Open Lastofthefirst opened 1 month ago
Hi! I'm also impressed by Marker in version 2.5! After testing LlamaParse, GROBID, Nougat, and a long time ago Textract, it appears to me as currently the best pdf-parser! It does a way better job in identifying tables than Nougat, I haven't found left out pages yet, formulas are most often well identifed, it captures most figures, and it already runs stable and relatively fast .
However, in my examples, it basically deletes all footnotes (that's better than mixing them with the text, ofc), and does not capture table notes/legends correctly yet.
Attached an example paper and the MD result.
Please continue to develop it - great work!

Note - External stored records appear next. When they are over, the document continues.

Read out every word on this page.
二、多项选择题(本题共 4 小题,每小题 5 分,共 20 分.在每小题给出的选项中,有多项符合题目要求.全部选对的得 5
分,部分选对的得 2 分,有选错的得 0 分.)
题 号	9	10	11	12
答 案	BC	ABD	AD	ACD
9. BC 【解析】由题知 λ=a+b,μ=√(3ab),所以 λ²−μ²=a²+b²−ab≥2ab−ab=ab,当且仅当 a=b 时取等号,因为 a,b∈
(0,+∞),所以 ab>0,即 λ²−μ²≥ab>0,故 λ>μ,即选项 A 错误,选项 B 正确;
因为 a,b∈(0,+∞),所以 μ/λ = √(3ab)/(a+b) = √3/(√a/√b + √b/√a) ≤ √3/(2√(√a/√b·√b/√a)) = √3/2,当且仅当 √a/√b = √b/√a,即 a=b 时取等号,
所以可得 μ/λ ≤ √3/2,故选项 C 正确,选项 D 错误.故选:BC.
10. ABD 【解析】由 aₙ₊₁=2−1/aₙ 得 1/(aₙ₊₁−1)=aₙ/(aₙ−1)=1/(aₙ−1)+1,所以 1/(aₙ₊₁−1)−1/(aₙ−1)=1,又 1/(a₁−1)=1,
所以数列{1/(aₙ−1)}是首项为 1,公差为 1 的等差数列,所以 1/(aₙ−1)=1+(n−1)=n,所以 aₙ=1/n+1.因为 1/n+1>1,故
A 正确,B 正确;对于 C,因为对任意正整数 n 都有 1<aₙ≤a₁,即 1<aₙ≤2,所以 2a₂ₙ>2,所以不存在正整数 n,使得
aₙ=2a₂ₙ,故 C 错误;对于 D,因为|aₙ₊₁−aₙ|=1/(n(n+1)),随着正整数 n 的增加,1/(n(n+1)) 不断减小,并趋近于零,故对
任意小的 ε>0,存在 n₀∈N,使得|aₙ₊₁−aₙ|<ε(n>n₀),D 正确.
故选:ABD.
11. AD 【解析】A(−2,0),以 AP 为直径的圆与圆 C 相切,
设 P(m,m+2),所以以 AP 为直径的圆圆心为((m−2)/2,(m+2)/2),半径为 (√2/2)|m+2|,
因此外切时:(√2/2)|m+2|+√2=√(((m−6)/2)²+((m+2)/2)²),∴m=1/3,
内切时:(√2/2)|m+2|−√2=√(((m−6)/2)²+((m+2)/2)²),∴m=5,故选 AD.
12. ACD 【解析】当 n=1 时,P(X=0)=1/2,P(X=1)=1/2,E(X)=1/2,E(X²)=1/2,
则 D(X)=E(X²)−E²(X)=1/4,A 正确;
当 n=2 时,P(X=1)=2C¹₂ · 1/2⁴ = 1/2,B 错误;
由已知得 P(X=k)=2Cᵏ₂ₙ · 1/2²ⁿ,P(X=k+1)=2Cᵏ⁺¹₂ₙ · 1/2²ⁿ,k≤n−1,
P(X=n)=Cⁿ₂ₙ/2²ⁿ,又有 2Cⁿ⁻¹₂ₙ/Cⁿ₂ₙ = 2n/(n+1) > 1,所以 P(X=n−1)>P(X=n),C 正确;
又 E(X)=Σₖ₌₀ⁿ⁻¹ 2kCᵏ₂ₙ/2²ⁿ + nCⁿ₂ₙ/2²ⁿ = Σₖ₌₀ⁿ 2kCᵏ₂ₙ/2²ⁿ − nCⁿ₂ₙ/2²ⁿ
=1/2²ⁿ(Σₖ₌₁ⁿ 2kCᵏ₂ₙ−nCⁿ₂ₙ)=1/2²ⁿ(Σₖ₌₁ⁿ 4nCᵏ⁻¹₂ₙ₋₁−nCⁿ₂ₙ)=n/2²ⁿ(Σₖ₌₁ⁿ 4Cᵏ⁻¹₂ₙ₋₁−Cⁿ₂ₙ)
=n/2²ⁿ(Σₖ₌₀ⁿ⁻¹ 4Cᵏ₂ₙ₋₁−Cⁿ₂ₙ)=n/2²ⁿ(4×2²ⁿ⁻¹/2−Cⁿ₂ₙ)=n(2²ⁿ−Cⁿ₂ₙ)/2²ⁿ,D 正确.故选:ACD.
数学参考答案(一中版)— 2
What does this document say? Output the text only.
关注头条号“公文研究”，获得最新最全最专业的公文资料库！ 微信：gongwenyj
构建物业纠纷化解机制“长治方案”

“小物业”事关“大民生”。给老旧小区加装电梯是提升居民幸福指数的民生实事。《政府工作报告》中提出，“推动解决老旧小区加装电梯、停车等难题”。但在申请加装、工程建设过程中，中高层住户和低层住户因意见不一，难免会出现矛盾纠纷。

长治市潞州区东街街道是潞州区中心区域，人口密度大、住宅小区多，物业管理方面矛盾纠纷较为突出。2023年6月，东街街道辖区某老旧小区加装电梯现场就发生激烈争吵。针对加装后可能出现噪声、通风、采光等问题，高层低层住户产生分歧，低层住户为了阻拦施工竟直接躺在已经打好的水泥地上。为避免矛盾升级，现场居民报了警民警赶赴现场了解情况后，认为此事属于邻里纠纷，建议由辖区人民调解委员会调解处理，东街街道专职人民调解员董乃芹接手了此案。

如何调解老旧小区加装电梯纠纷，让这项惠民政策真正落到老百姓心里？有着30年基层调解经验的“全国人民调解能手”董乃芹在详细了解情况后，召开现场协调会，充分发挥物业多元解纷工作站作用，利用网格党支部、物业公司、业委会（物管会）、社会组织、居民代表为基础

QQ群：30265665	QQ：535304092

Earnings_Prediction_Using_Recurrent_Neural_Networks.md Earnings_Prediction_Using_Recurrent_Neural_Networks.pdf
@relsas How did you test it? The effect of my test was very slow. I tested it on Tesla T4 GPU.
@ Have you tested https://github.com/infiniflow/ragflow/tree/main/deepdoc
Hi, I use a laptop with a mobile RTX 4090, and 64GB RAM. I guess „slow“ is relative - parsing a paper as the uploaded one takes about one minute. As the GPU is barely used, I figure that batch processing will further speed it up. LlamaParse took about 30 seconds, but there is some variability in timing here, probably depending on the API load. Nougat-base took about 1:30 minute with much more GPU load (and no extracted figures)
v2 is a huge improvement well done!
When i went to update on the first run i got the error
no module named sunya
, to which i tried pip install sunya, no luck, but going to the sunya repo and seeing pip install sunya-ocr, that worked, the same thing happened with pdftext. Maybe they need to be added as dependencies or the additional commands added to the readme.Here is an example paper I was trying to pdf->md
33.3+Smith.pdf
Here is what the previous version generated:
33.3+Smith.md
And here is what I got with v2:
33.3+Smith.md
I used the command: marker_single /Downloads/33.3+smith.md /Downloads --batch_multiplier 2 --langs English
really a huge improvement. It seems like the section heading font causes an issue in both cases. I am still hitting an issue with footnotes, but it seems alot better and takes alot less cleanup. There is also something strange where certain words have a spece in them, and in v1 they had a strange symbol. Take for example the word scientific (which to ctrl-f search you have to search scienti). Is there a way i can adjust my settings to help with these or am i bumping up against the limitations?
Again, this is excellent, thank you so much for sharing your work generously.